Sense of Place and Sense of Planet
Title | Sense of Place and Sense of Planet PDF eBook |
Author | Ursula K. Heise |
Publisher | Oxford University Press |
Pages | 261 |
Release | 2008-09-29 |
Genre | Literary Criticism |
ISBN | 0199887365 |
Sense of Place and Sense of Planet analyzes the relationship between the imagination of the global and the ethical commitment to the local in environmentalist thought and writing from the 1960s to the present. Part One critically examines the emphasis on local identities and communities in North American environmentalism by establishing conceptual connections between environmentalism and ecocriticism, on one hand, and theories of globalization, transnationalism and cosmopolitanism, on the other. It proposes the concept of "eco-cosmopolitanism" as a shorthand for envisioning these connections and the cultural and aesthetic forms into which they translate. Part Two focuses on conceptualizations of environmental danger and connects environmentalist and ecocritical thought with the interdisciplinary field of risk theory in the social sciences, arguing that environmental justice theory and ecocriticism stand to benefit from closer consideration of the theories of cosmopolitanism that have arisen in this field from the analysis of transnational communities at risk. Both parts of the book combine in-depth theoretical discussion with detailed analyses of novels, poems, films, computer software and installation artworks from the US and abroad that translate new connections between global, national and local forms of awareness into innovative aesthetic forms combining allegory, epic, and views of the planet as a whole with modernist and postmodernist strategies of fragmentation, montage, collage, and zooming.

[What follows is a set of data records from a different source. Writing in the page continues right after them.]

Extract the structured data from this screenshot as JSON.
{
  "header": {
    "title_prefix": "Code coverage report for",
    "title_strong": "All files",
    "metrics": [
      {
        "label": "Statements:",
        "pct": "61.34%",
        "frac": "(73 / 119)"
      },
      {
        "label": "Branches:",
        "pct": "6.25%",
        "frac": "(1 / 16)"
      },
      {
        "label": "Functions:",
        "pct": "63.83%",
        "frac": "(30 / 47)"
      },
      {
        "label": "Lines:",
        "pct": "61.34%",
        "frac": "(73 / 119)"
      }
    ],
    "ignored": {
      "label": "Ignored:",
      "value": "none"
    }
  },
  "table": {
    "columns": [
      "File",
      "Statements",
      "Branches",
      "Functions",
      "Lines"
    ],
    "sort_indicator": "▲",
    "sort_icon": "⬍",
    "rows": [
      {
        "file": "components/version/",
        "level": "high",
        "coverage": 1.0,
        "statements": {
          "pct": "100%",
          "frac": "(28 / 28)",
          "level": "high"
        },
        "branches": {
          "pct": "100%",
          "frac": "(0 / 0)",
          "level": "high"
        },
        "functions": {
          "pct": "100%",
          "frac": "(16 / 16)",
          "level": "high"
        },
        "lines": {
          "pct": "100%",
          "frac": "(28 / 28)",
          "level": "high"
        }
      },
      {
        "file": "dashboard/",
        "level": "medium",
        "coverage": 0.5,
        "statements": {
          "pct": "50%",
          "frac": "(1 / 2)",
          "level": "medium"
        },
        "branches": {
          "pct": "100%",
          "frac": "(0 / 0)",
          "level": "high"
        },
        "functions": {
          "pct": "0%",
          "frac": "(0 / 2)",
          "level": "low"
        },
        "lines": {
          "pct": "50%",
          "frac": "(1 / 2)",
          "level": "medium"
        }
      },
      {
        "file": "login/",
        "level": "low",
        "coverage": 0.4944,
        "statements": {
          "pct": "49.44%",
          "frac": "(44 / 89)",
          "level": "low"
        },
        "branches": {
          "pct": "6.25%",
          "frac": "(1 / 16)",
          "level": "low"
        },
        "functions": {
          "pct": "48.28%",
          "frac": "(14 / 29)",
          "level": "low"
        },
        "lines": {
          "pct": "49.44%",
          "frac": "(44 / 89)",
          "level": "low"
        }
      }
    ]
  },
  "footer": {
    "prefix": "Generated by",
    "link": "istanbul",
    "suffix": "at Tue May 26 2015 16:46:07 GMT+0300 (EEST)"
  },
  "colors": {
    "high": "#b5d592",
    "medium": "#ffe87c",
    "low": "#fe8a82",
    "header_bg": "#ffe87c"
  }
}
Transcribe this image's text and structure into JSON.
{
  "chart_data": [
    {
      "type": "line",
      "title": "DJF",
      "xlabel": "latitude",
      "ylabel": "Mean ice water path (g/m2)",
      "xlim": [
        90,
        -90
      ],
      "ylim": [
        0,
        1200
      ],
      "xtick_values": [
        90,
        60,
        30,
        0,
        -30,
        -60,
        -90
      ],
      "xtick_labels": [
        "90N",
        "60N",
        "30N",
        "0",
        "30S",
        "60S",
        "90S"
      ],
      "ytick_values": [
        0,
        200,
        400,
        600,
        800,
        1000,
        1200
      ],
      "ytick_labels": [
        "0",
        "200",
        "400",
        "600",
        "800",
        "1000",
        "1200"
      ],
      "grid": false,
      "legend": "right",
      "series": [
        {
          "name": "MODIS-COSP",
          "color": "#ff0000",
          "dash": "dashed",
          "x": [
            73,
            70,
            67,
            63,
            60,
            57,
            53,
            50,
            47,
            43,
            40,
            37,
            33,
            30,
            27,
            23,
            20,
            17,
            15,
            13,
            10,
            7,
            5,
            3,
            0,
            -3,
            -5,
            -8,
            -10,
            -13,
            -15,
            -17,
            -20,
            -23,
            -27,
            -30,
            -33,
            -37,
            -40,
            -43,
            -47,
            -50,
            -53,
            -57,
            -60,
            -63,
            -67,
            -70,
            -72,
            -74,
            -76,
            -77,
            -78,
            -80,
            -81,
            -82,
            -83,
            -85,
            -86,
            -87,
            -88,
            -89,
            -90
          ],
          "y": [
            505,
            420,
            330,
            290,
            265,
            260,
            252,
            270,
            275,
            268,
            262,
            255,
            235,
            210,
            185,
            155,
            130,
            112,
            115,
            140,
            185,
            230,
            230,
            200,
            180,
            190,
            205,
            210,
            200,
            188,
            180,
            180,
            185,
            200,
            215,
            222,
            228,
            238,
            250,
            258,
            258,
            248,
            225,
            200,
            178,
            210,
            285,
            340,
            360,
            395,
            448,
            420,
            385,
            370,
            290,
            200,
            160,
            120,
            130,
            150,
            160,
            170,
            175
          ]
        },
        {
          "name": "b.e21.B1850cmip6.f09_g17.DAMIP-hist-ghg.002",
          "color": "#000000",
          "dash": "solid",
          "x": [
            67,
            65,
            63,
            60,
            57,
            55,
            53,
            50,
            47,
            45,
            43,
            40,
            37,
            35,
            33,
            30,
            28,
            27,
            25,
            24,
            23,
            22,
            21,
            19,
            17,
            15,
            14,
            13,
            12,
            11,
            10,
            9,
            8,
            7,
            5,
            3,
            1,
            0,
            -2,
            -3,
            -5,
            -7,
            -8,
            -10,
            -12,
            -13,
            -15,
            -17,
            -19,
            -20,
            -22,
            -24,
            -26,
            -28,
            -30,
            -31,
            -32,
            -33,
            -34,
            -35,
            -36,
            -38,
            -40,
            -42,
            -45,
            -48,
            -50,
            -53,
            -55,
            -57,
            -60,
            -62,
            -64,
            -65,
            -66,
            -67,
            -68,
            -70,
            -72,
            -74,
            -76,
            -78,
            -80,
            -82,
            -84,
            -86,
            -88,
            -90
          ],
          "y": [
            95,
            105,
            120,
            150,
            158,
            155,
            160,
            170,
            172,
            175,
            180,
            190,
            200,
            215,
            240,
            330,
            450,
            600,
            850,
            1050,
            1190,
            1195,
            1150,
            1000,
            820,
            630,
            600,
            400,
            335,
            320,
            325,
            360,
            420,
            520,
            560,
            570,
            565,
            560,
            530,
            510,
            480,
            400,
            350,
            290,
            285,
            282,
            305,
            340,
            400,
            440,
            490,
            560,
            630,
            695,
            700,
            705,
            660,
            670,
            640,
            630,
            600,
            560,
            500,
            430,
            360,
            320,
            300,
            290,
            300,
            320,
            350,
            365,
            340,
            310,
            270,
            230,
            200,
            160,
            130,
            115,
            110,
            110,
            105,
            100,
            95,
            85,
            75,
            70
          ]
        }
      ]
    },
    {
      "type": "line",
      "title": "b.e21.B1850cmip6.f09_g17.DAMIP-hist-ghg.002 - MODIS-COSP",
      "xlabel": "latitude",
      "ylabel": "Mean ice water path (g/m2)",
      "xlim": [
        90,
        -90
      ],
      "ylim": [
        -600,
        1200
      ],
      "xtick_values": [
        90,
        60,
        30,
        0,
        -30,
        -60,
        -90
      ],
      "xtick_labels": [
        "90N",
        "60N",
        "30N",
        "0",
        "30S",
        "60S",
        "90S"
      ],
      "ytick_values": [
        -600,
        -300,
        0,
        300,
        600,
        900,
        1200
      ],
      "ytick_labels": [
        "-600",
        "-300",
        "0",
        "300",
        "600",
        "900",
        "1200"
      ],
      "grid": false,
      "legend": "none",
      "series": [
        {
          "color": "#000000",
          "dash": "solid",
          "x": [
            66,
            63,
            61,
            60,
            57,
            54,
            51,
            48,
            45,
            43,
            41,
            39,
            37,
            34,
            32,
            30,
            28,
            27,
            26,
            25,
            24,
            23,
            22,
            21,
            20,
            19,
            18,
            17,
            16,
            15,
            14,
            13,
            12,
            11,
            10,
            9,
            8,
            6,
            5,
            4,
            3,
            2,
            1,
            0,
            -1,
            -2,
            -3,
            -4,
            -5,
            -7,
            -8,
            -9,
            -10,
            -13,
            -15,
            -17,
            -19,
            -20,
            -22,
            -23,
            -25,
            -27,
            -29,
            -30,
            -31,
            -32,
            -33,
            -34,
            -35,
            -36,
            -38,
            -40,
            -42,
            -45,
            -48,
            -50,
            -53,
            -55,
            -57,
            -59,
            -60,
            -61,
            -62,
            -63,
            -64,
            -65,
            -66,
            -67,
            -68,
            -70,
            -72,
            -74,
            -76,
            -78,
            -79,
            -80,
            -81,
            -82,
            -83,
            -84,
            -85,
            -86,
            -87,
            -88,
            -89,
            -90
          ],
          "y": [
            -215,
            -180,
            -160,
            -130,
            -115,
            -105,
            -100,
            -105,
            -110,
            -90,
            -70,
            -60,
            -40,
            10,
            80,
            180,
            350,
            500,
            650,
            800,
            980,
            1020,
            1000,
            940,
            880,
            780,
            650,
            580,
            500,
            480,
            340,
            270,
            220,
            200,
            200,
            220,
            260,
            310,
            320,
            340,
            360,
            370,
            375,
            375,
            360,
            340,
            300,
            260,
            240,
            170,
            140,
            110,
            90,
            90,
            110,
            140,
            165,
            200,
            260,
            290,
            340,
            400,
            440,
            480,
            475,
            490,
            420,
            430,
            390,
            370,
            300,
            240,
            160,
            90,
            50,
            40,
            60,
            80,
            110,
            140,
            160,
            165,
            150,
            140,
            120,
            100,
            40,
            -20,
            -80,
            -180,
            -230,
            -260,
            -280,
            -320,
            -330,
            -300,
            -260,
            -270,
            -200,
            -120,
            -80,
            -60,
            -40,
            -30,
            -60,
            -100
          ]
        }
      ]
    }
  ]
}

Locations of Knowledge in Medieval and Early Modern Europe
Title | Locations of Knowledge in Medieval and Early Modern Europe PDF eBook |
Author | Kocku von Stuckrad |
Publisher | BRILL |
Pages | 254 |
Release | 2010-03-08 |
Genre | History |
ISBN | 9004184236 |
One characteristic of European history of religion is a two-fold pluralism—a pluralism of religious identities on the one hand, and a pluralism of various societal systems that interact with religious systems on the other. Addressing discourses of perfect knowledge in Western culture between 1200 and 1800, this book integrates the study of Western esotericism in a larger analytical framework of European history of religion. Viewed from a structuralist perspective, ‘esoteric discourse’ provides an analytical framework that helps to reveal genealogies of modern identities in a pluralistic competition of knowledge. Experiential philosophy, kabbalah, astrology, Hermeticism, philology, and early modern science are linked to knowledge claims that shaped the way in which Western culture defined itself.